Angenommen du hast geträumt, ein guter oder schlimmer Traum, und du wachst auf und erkennst, dass alles nur ein Traum war. Im Moment des Erwachens ist die ganze Traumwelt verschwunden und mit ihr all die Dinge, die im Traum geschehen sind.
Es kann auch sein, dass du langsam aufwachst und noch die Wärme deines Bettes genießt, also quasi in einem Halbtraum bist. Du träumst noch aber du weißt, dass du träumst. Dieser Zustand kann durchaus schön sein. Du nimmst die Traumwelt wahr und weißt gleichzeitig `ich bin nicht diese Traumwelt und sie existiert nicht´.
So ist es auch mit dieser Welt. So wahr sie auch scheint, sie ist nur ein Traum. Du weißt inzwischen, dass sie nicht so ist wie du denkst, dass sie sei. Du nimmst in Farben und Formen wahr, aber die Welt hat keine Farben und Formen. Es sind nur geistige Produktionen. Du nimmst die Welt in Klängen wahr, aber die Welt hat keine Klänge. Du machst dir Konzepte über die Welt mit Worten, und die Worte begrenzen. So ist die Welt die du wahrnimmst, nicht so wie du sie wahrnimmst.
Du kannst erkennen, dass dem nicht so ist. Und du kannst erfahren, dass es ein unsterbliches Selbst gibt. In dem Moment wo du aufwachst, erkennst du, dass die ganze Welt nur ein Traum ist. Es ist nicht dein persönlicher Traum. Die Welt ist Traum von Brahma, dem Schöpfer. Und innerhalb dieses Traums von Brahma schaffst du dir deine eigene Welt, in dem du dir dein eigenes Bild machst, mit eigenen Worten und Überzeugungen und mit eigenen Gedanken. Du hast deine eigenen Glaubenssätze und deine eigenen Identifikationen. Innerhalb des Traums von Brahma schaffst du dir deinen eigenen kleinen Traum. Aber du kannst aufwachen.
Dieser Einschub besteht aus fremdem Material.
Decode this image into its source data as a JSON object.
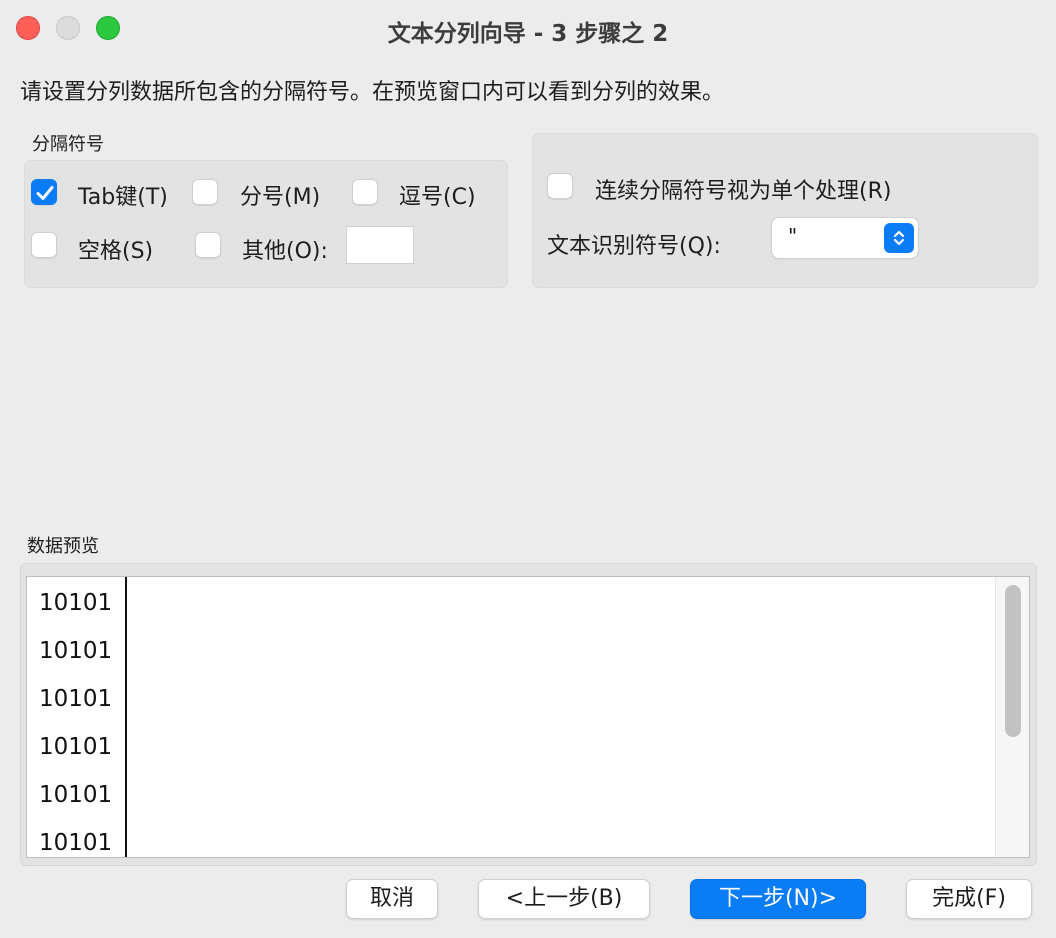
{
  "window": {
    "title": "文本分列向导 - 3 步骤之 2"
  },
  "instruction": "请设置分列数据所包含的分隔符号。在预览窗口内可以看到分列的效果。",
  "delimiters": {
    "group_label": "分隔符号",
    "tab": {
      "label": "Tab键(T)",
      "checked": true
    },
    "semicolon": {
      "label": "分号(M)",
      "checked": false
    },
    "comma": {
      "label": "逗号(C)",
      "checked": false
    },
    "space": {
      "label": "空格(S)",
      "checked": false
    },
    "other": {
      "label": "其他(O):",
      "checked": false,
      "value": ""
    }
  },
  "options": {
    "consecutive": {
      "label": "连续分隔符号视为单个处理(R)",
      "checked": false
    },
    "qualifier": {
      "label": "文本识别符号(Q):",
      "selected": "\""
    }
  },
  "preview": {
    "label": "数据预览",
    "rows": [
      "10101",
      "10101",
      "10101",
      "10101",
      "10101",
      "10101"
    ]
  },
  "buttons": {
    "cancel": "取消",
    "back": "<上一步(B)",
    "next": "下一步(N)>",
    "finish": "完成(F)"
  },
  "colors": {
    "accent": "#0a7cf5",
    "close": "#fe5f57",
    "zoom": "#2bc840"
  }
}
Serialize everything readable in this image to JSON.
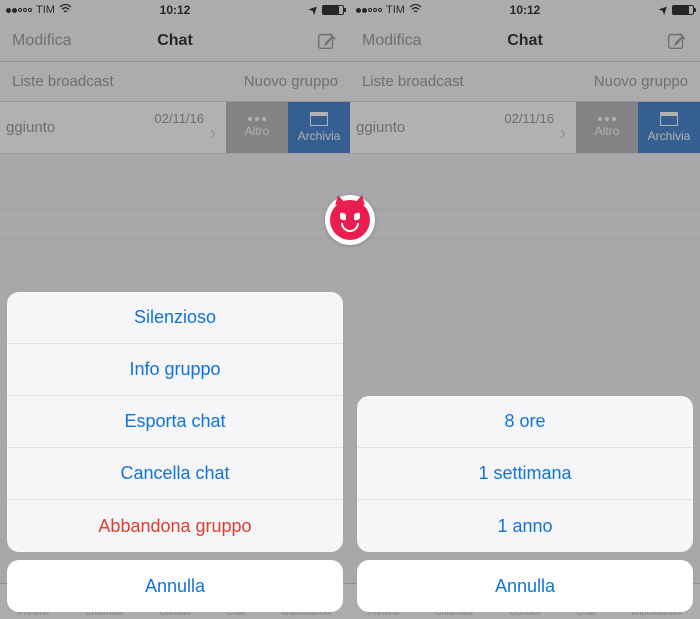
{
  "statusbar": {
    "carrier": "TIM",
    "time": "10:12"
  },
  "navbar": {
    "edit": "Modifica",
    "title": "Chat"
  },
  "subbar": {
    "left": "Liste broadcast",
    "right": "Nuovo gruppo"
  },
  "chatrow": {
    "snippet": "ggiunto",
    "date": "02/11/16",
    "altro_label": "Altro",
    "archivia_label": "Archivia"
  },
  "tabbar": {
    "items": [
      "Preferiti",
      "Chiamate",
      "Contatti",
      "Chat",
      "Impostazioni"
    ]
  },
  "sheet_left": {
    "items": [
      {
        "label": "Silenzioso",
        "destructive": false
      },
      {
        "label": "Info gruppo",
        "destructive": false
      },
      {
        "label": "Esporta chat",
        "destructive": false
      },
      {
        "label": "Cancella chat",
        "destructive": false
      },
      {
        "label": "Abbandona gruppo",
        "destructive": true
      }
    ],
    "cancel": "Annulla"
  },
  "sheet_right": {
    "items": [
      {
        "label": "8 ore",
        "destructive": false
      },
      {
        "label": "1 settimana",
        "destructive": false
      },
      {
        "label": "1 anno",
        "destructive": false
      }
    ],
    "cancel": "Annulla"
  }
}
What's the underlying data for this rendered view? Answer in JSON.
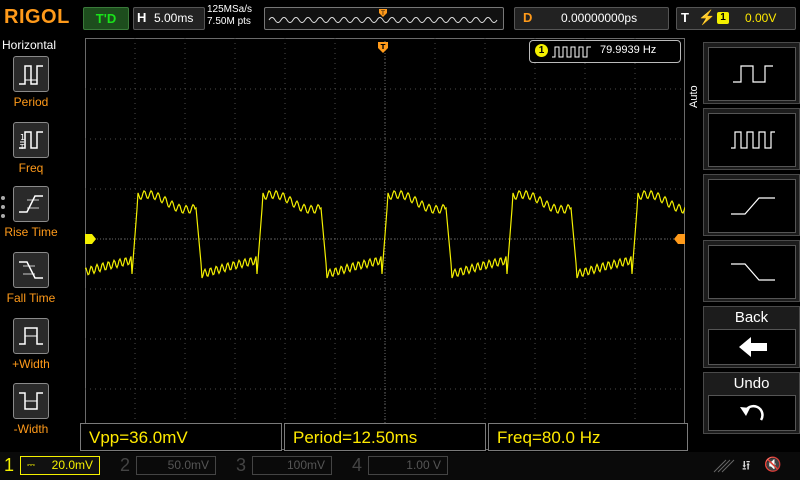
{
  "brand": "RIGOL",
  "trigger_status": "T'D",
  "horizontal": {
    "label": "H",
    "value": "5.00ms"
  },
  "sample_info": {
    "rate": "125MSa/s",
    "points": "7.50M pts"
  },
  "delay": {
    "label": "D",
    "value": "0.00000000ps"
  },
  "trigger": {
    "label": "T",
    "channel": "1",
    "level": "0.00V"
  },
  "left_menu": {
    "title": "Horizontal",
    "items": [
      "Period",
      "Freq",
      "Rise Time",
      "Fall Time",
      "+Width",
      "-Width"
    ]
  },
  "right_menu": {
    "mode": "Auto",
    "back_label": "Back",
    "undo_label": "Undo"
  },
  "freq_counter": {
    "channel": "1",
    "value": "79.9939 Hz"
  },
  "measurements": [
    "Vpp=36.0mV",
    "Period=12.50ms",
    "Freq=80.0 Hz"
  ],
  "channels": [
    {
      "num": "1",
      "scale": "20.0mV",
      "color": "#f4f000",
      "active": true
    },
    {
      "num": "2",
      "scale": "50.0mV",
      "color": "#00d5d5",
      "active": false
    },
    {
      "num": "3",
      "scale": "100mV",
      "color": "#d020d0",
      "active": false
    },
    {
      "num": "4",
      "scale": "1.00 V",
      "color": "#2a6fe0",
      "active": false
    }
  ],
  "colors": {
    "ch1": "#f4f000",
    "accent": "#ff9a1a",
    "grid": "#4a4a4a"
  }
}
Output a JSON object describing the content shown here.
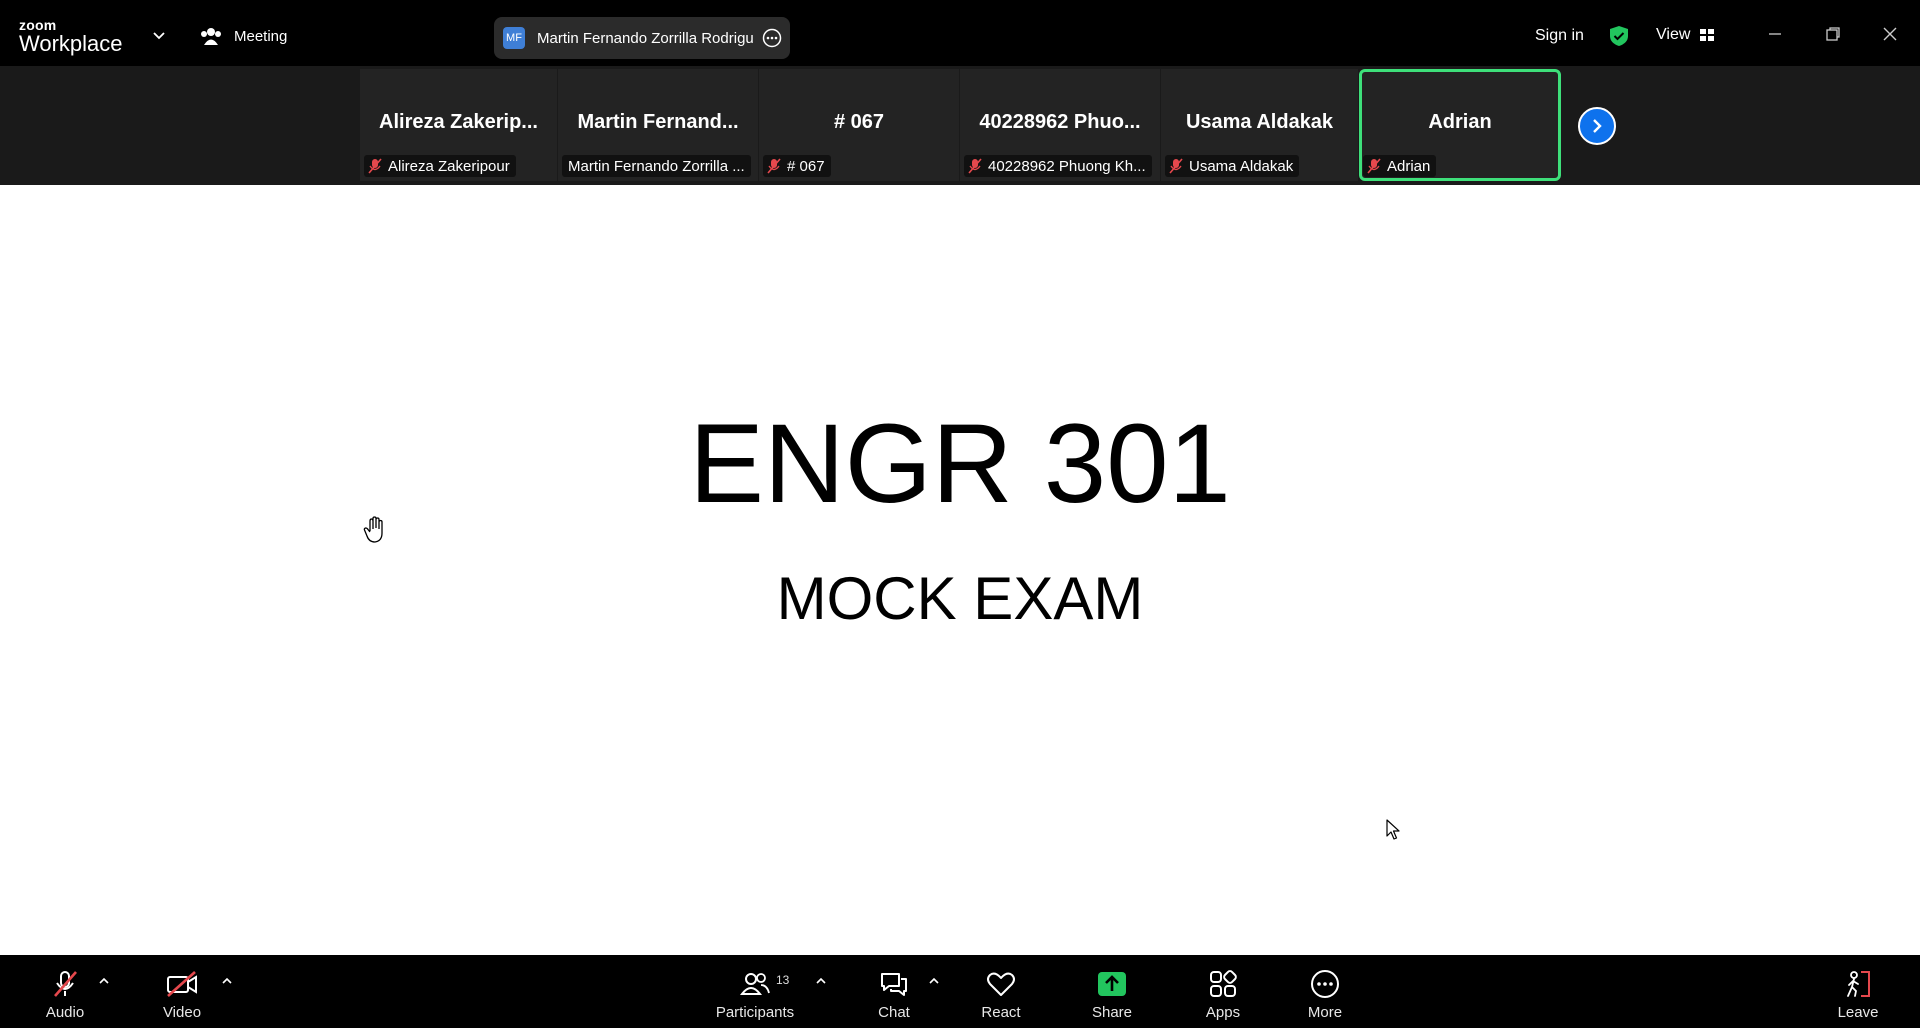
{
  "app": {
    "brand_small": "zoom",
    "brand_large": "Workplace"
  },
  "titlebar": {
    "meeting_label": "Meeting",
    "active_speaker": {
      "initials": "MF",
      "name": "Martin Fernando Zorrilla Rodrigu"
    },
    "sign_in": "Sign in",
    "view_label": "View"
  },
  "participants_strip": [
    {
      "display": "Alireza  Zakerip...",
      "tag": "Alireza Zakeripour",
      "muted": true
    },
    {
      "display": "Martin  Fernand...",
      "tag": "Martin Fernando Zorrilla ...",
      "muted": false
    },
    {
      "display": "# 067",
      "tag": "# 067",
      "muted": true
    },
    {
      "display": "40228962  Phuo...",
      "tag": "40228962 Phuong Kh...",
      "muted": true
    },
    {
      "display": "Usama Aldakak",
      "tag": "Usama Aldakak",
      "muted": true
    },
    {
      "display": "Adrian",
      "tag": "Adrian",
      "muted": true,
      "active": true
    }
  ],
  "slide": {
    "title": "ENGR 301",
    "subtitle": "MOCK EXAM"
  },
  "toolbar": {
    "audio": "Audio",
    "video": "Video",
    "participants": "Participants",
    "participant_count": "13",
    "chat": "Chat",
    "react": "React",
    "share": "Share",
    "apps": "Apps",
    "more": "More",
    "leave": "Leave"
  },
  "colors": {
    "accent_blue": "#0e72ed",
    "share_green": "#22c55e",
    "active_border": "#3ee07a",
    "muted_red": "#e5484d"
  }
}
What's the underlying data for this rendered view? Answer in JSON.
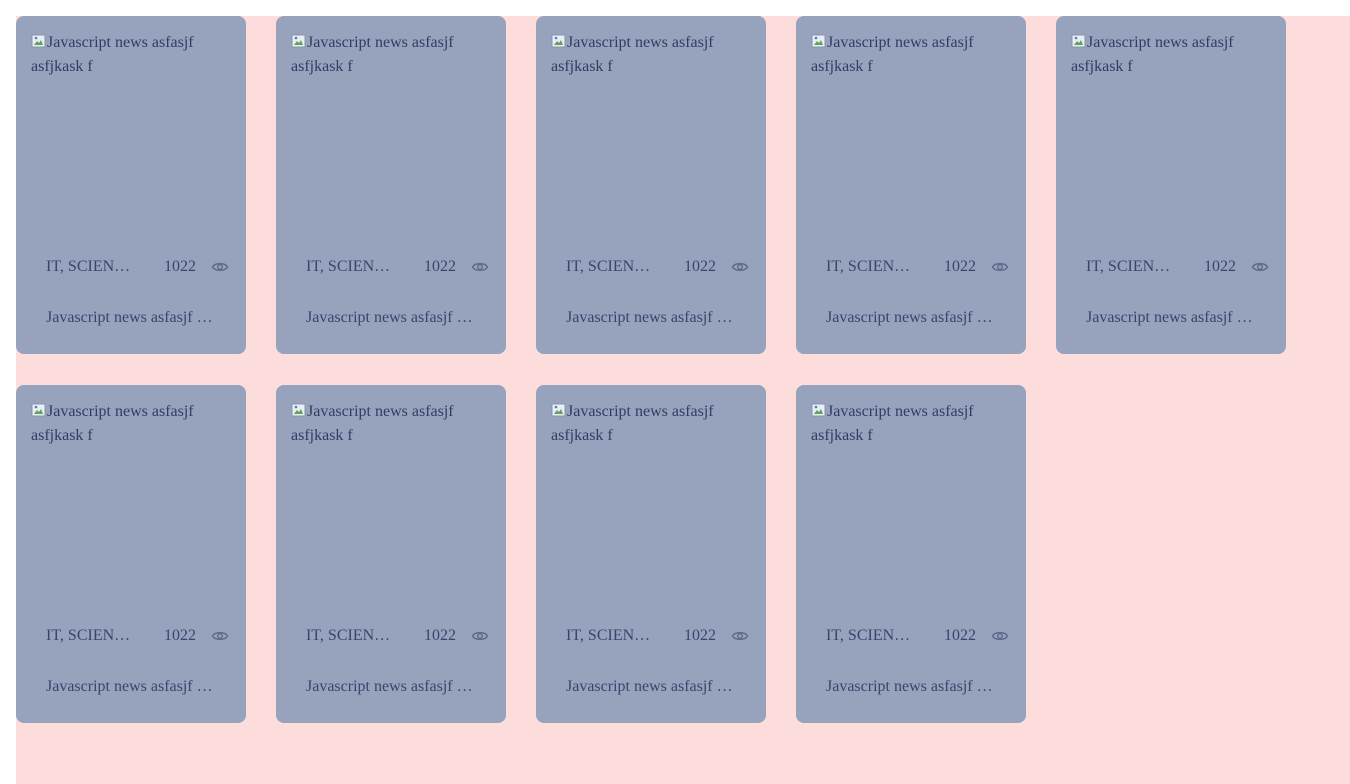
{
  "cards": [
    {
      "image_alt": "Javascript news asfasjf asfjkask f",
      "category": "IT, SCIENCE",
      "views": "1022",
      "title": "Javascript news asfasjf asfjkask f"
    },
    {
      "image_alt": "Javascript news asfasjf asfjkask f",
      "category": "IT, SCIENCE",
      "views": "1022",
      "title": "Javascript news asfasjf asfjkask f"
    },
    {
      "image_alt": "Javascript news asfasjf asfjkask f",
      "category": "IT, SCIENCE",
      "views": "1022",
      "title": "Javascript news asfasjf asfjkask f"
    },
    {
      "image_alt": "Javascript news asfasjf asfjkask f",
      "category": "IT, SCIENCE",
      "views": "1022",
      "title": "Javascript news asfasjf asfjkask f"
    },
    {
      "image_alt": "Javascript news asfasjf asfjkask f",
      "category": "IT, SCIENCE",
      "views": "1022",
      "title": "Javascript news asfasjf asfjkask f"
    },
    {
      "image_alt": "Javascript news asfasjf asfjkask f",
      "category": "IT, SCIENCE",
      "views": "1022",
      "title": "Javascript news asfasjf asfjkask f"
    },
    {
      "image_alt": "Javascript news asfasjf asfjkask f",
      "category": "IT, SCIENCE",
      "views": "1022",
      "title": "Javascript news asfasjf asfjkask f"
    },
    {
      "image_alt": "Javascript news asfasjf asfjkask f",
      "category": "IT, SCIENCE",
      "views": "1022",
      "title": "Javascript news asfasjf asfjkask f"
    },
    {
      "image_alt": "Javascript news asfasjf asfjkask f",
      "category": "IT, SCIENCE",
      "views": "1022",
      "title": "Javascript news asfasjf asfjkask f"
    }
  ],
  "icons": {
    "views": "eye-icon",
    "image_placeholder": "broken-image-icon"
  },
  "colors": {
    "page_background": "#fddcdc",
    "card_background": "#97a2bd",
    "text": "#36466c"
  }
}
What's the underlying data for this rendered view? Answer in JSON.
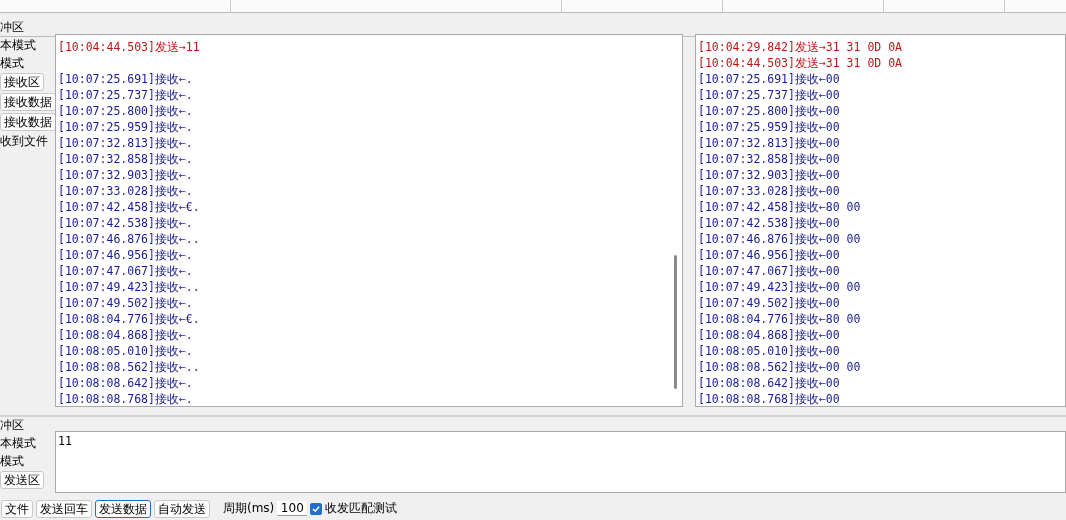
{
  "receive_area": {
    "legend": "冲区",
    "options": [
      "本模式",
      "模式"
    ],
    "buttons": [
      "接收区",
      "接收数据",
      "接收数据"
    ],
    "note": "收到文件",
    "log_text": [
      {
        "kind": "send",
        "text": "[10:04:44.503]发送→11"
      },
      {
        "kind": "blank"
      },
      {
        "kind": "recv",
        "text": "[10:07:25.691]接收←."
      },
      {
        "kind": "recv",
        "text": "[10:07:25.737]接收←."
      },
      {
        "kind": "recv",
        "text": "[10:07:25.800]接收←."
      },
      {
        "kind": "recv",
        "text": "[10:07:25.959]接收←."
      },
      {
        "kind": "recv",
        "text": "[10:07:32.813]接收←."
      },
      {
        "kind": "recv",
        "text": "[10:07:32.858]接收←."
      },
      {
        "kind": "recv",
        "text": "[10:07:32.903]接收←."
      },
      {
        "kind": "recv",
        "text": "[10:07:33.028]接收←."
      },
      {
        "kind": "recv",
        "text": "[10:07:42.458]接收←€."
      },
      {
        "kind": "recv",
        "text": "[10:07:42.538]接收←."
      },
      {
        "kind": "recv",
        "text": "[10:07:46.876]接收←.."
      },
      {
        "kind": "recv",
        "text": "[10:07:46.956]接收←."
      },
      {
        "kind": "recv",
        "text": "[10:07:47.067]接收←."
      },
      {
        "kind": "recv",
        "text": "[10:07:49.423]接收←.."
      },
      {
        "kind": "recv",
        "text": "[10:07:49.502]接收←."
      },
      {
        "kind": "recv",
        "text": "[10:08:04.776]接收←€."
      },
      {
        "kind": "recv",
        "text": "[10:08:04.868]接收←."
      },
      {
        "kind": "recv",
        "text": "[10:08:05.010]接收←."
      },
      {
        "kind": "recv",
        "text": "[10:08:08.562]接收←.."
      },
      {
        "kind": "recv",
        "text": "[10:08:08.642]接收←."
      },
      {
        "kind": "recv",
        "text": "[10:08:08.768]接收←."
      }
    ],
    "log_hex": [
      {
        "kind": "send",
        "text": "[10:04:29.842]发送→31 31 0D 0A"
      },
      {
        "kind": "send",
        "text": "[10:04:44.503]发送→31 31 0D 0A"
      },
      {
        "kind": "recv",
        "text": "[10:07:25.691]接收←00"
      },
      {
        "kind": "recv",
        "text": "[10:07:25.737]接收←00"
      },
      {
        "kind": "recv",
        "text": "[10:07:25.800]接收←00"
      },
      {
        "kind": "recv",
        "text": "[10:07:25.959]接收←00"
      },
      {
        "kind": "recv",
        "text": "[10:07:32.813]接收←00"
      },
      {
        "kind": "recv",
        "text": "[10:07:32.858]接收←00"
      },
      {
        "kind": "recv",
        "text": "[10:07:32.903]接收←00"
      },
      {
        "kind": "recv",
        "text": "[10:07:33.028]接收←00"
      },
      {
        "kind": "recv",
        "text": "[10:07:42.458]接收←80 00"
      },
      {
        "kind": "recv",
        "text": "[10:07:42.538]接收←00"
      },
      {
        "kind": "recv",
        "text": "[10:07:46.876]接收←00 00"
      },
      {
        "kind": "recv",
        "text": "[10:07:46.956]接收←00"
      },
      {
        "kind": "recv",
        "text": "[10:07:47.067]接收←00"
      },
      {
        "kind": "recv",
        "text": "[10:07:49.423]接收←00 00"
      },
      {
        "kind": "recv",
        "text": "[10:07:49.502]接收←00"
      },
      {
        "kind": "recv",
        "text": "[10:08:04.776]接收←80 00"
      },
      {
        "kind": "recv",
        "text": "[10:08:04.868]接收←00"
      },
      {
        "kind": "recv",
        "text": "[10:08:05.010]接收←00"
      },
      {
        "kind": "recv",
        "text": "[10:08:08.562]接收←00 00"
      },
      {
        "kind": "recv",
        "text": "[10:08:08.642]接收←00"
      },
      {
        "kind": "recv",
        "text": "[10:08:08.768]接收←00"
      }
    ]
  },
  "send_area": {
    "legend": "冲区",
    "options": [
      "本模式",
      "模式"
    ],
    "button": "发送区",
    "value": "11"
  },
  "bottom_bar": {
    "buttons": [
      {
        "label": "文件",
        "focused": false
      },
      {
        "label": "发送回车",
        "focused": false
      },
      {
        "label": "发送数据",
        "focused": true
      },
      {
        "label": "自动发送",
        "focused": false
      }
    ],
    "period_label": "周期(ms)",
    "period_value": "100",
    "match_test": {
      "label": "收发匹配测试",
      "checked": true
    }
  }
}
Leichter fällt es, aus deinem eigenen kleinen Traum aufzuwachen und zu erkennen, dass vieles nur Selbstbild ist. Auch wie du andere Menschen siehst ist eine Täuschung. Wie du die Welt siehst, wie du deine Aufgaben siehst und was du gemacht hast, sind alles subjektive Identifikationen. Es ist gar nicht so schwer da herauszukommen. Mindestens daraus solltest du rauskommen.
Und dann irgendwann kommst du in Nirvikalpa samadhi. Du wachst vollständig aus diesem Traum der Welt auf und die ganze Welt verschwindet. So wie du im Moment des Aufwachens aus der Traumwelt heraus kommst. Vielleicht bist du nach dem Aufwachen noch eine Weile in diesem luziden Traumbewusstsein, ein Jivanmukta, ein lebendig Befreiter. Er weiß zum einen, dass er das unsterbliche Selbst ist, zum anderen kann er die Welt begrenzt sehen wie wir auch. Bis das Karma des Körpers zu Ende ist, bleibt er in diesem Doppelzustand. Ähnlich wie bei dir, wenn du aufwachst bevor es Zeit ist aufzustehen, wirst du noch eine Weile im Bett liegen bleiben und teilweise wieder in den Traum eintauchen. Aber du weißt, dass die Traumwelt nicht wirklich ist.
Deine besondere Aufgabe ist nun, dir mindestens der kleinen Bilder und Täuschungen bewusst zu sein, die du erschaffst. Was du über deinen Partner denkst, sind deine Gedanken über deinen Partner. So ist er nicht, noch nicht einmal auf einer relativen Ebene. Sei dir bewusst, dass du dir Bilder machst von deinen Kindern, deinen Eltern, deinen Aufgaben, von dem was du gemacht hast. Und hinterfrage das. Ein Vedantin sollte mindestens das können. Hinterfragen der kleinen Selbstbilder, Fremdbilder, der kleinen Identifikationen.